3. File naming convention: test_01_[test_focus_area].py, test_02_[next_focus_area].py, etc.
4. Make sure these tests
- Individual functions/methods in isolation
- Test how components work together
- Verify solidly defined requirements are met or not
5. For each test file, provide:
- Clear description of what aspect it tests
- Why this testing area is critical
- Brief outline of each test case within the file
6. these tests shouldnt use any testing frameworks. Make the outputs verbose enough so you can see what exactly does not work.
7. Start with initialization test file.
8. Each test file's top comment should include how to run it manually.
Phase 10: Running the smoke test and fix the errors
It is important to run smoke tests by ourself. First we will let AI do this and then we should run them by ourselves.
Lets run each smoke test one by one and fix all errors. If you find errors and cant fix them after 3 changes break down the smoke test into a smaller more isolated forms with more verbose outputs ( in smoke tests files) And rerun them.
Phase 11: Fuzzy Module Documentation
Now our module is ready and working we should create documentation about it.

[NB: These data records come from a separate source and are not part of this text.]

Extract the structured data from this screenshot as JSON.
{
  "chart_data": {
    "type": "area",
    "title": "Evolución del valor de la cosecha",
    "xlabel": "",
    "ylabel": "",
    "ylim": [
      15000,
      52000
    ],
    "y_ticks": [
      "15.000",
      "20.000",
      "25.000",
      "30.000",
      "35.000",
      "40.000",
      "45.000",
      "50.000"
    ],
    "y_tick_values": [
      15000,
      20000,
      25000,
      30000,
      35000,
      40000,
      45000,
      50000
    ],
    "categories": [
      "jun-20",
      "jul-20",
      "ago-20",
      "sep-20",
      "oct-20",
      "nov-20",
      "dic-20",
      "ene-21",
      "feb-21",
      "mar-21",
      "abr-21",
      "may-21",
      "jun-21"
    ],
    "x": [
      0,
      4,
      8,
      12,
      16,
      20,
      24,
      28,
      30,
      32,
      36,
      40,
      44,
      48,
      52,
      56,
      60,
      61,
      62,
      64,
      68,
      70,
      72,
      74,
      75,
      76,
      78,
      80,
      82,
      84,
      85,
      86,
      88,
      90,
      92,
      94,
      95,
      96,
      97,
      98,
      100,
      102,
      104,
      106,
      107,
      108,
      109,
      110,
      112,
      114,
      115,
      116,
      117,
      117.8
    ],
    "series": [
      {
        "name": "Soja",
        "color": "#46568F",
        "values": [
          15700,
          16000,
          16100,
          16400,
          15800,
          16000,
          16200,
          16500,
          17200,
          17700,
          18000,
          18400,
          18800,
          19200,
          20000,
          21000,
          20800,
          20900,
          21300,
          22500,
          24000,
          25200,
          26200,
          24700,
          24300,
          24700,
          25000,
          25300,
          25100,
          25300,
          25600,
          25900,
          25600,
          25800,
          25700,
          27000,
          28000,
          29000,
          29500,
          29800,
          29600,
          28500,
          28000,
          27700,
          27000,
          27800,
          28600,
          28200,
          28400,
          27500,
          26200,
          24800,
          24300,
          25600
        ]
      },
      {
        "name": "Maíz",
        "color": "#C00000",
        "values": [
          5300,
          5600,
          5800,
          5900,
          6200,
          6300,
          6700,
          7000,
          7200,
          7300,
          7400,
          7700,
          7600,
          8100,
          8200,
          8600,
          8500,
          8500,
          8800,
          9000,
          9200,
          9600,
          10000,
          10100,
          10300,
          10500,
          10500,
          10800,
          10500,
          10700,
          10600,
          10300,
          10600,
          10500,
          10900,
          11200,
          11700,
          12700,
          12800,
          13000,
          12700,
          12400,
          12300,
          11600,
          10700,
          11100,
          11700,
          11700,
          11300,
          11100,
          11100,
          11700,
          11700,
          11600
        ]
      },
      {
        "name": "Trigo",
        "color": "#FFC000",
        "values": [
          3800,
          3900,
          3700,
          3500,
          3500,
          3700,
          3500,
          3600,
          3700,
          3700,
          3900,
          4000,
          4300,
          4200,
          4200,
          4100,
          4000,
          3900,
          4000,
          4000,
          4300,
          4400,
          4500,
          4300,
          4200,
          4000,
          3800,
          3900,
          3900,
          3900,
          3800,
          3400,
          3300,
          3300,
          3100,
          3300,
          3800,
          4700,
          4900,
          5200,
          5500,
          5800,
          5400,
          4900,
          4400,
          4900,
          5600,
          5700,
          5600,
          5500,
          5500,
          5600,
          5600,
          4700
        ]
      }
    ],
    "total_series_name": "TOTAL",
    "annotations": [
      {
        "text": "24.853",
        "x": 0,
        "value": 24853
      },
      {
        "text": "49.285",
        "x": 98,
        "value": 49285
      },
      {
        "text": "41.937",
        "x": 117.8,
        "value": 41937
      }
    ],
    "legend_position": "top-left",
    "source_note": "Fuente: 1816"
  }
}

create comprehensive documentation:
Create devdocs/modules/[module_name]/ containing:
1. what_is_this_for.md
- Core purpose
- Why it's a separate module
- What breaks without it
- Who depends on it
2. interfaces_and_endpoints.md
- Public methods/functions
- API endpoints
- Event emissions
- Data structures
3. integration_points.md
- How to integrate this module (only if what to integrate is already defined in the codebase)
- Multiple integration approaches if flexible
- Best practices for usage
4. integration_requirements.md
- Environment variables needed (only if really needed)
- Database schemas required (only if really needed)
- External services (only if really needed)
- Configuration files (only if really needed)
5. limitations.md
- Performance boundaries
- Feature boundaries
- Technical constraints
- Security limitations
6. possible_use_cases.md
- Common usage patterns
- Anti-patterns to avoid
- Performance tips
7. edge_cases_covered.md
- Handled edge cases
- Error scenarios
- Recovery mechanisms
8. example_usage.md
- Code examples
- Setup instructions
- Common operations
- Testing approach
9. summary.md
- Quick reference
- Main interfaces
- Critical limitations
- Integration checklist
Phase 12: INTEGRATION & SMOKE TESTS
Now that the module is complete and documented, integrate it with the core system:
1. Create integration tests between this module and any existing core components under smoke_tests
2. Verify the module works within the larger system context
3. Test data flow between modules
4. Validate that the module's interfaces are being used correctly
5. Check for any unexpected side effects or performance impacts
6. Update smoke tests to include integration scenarios
Run all tests together to ensure the module doesn't break existing functionality.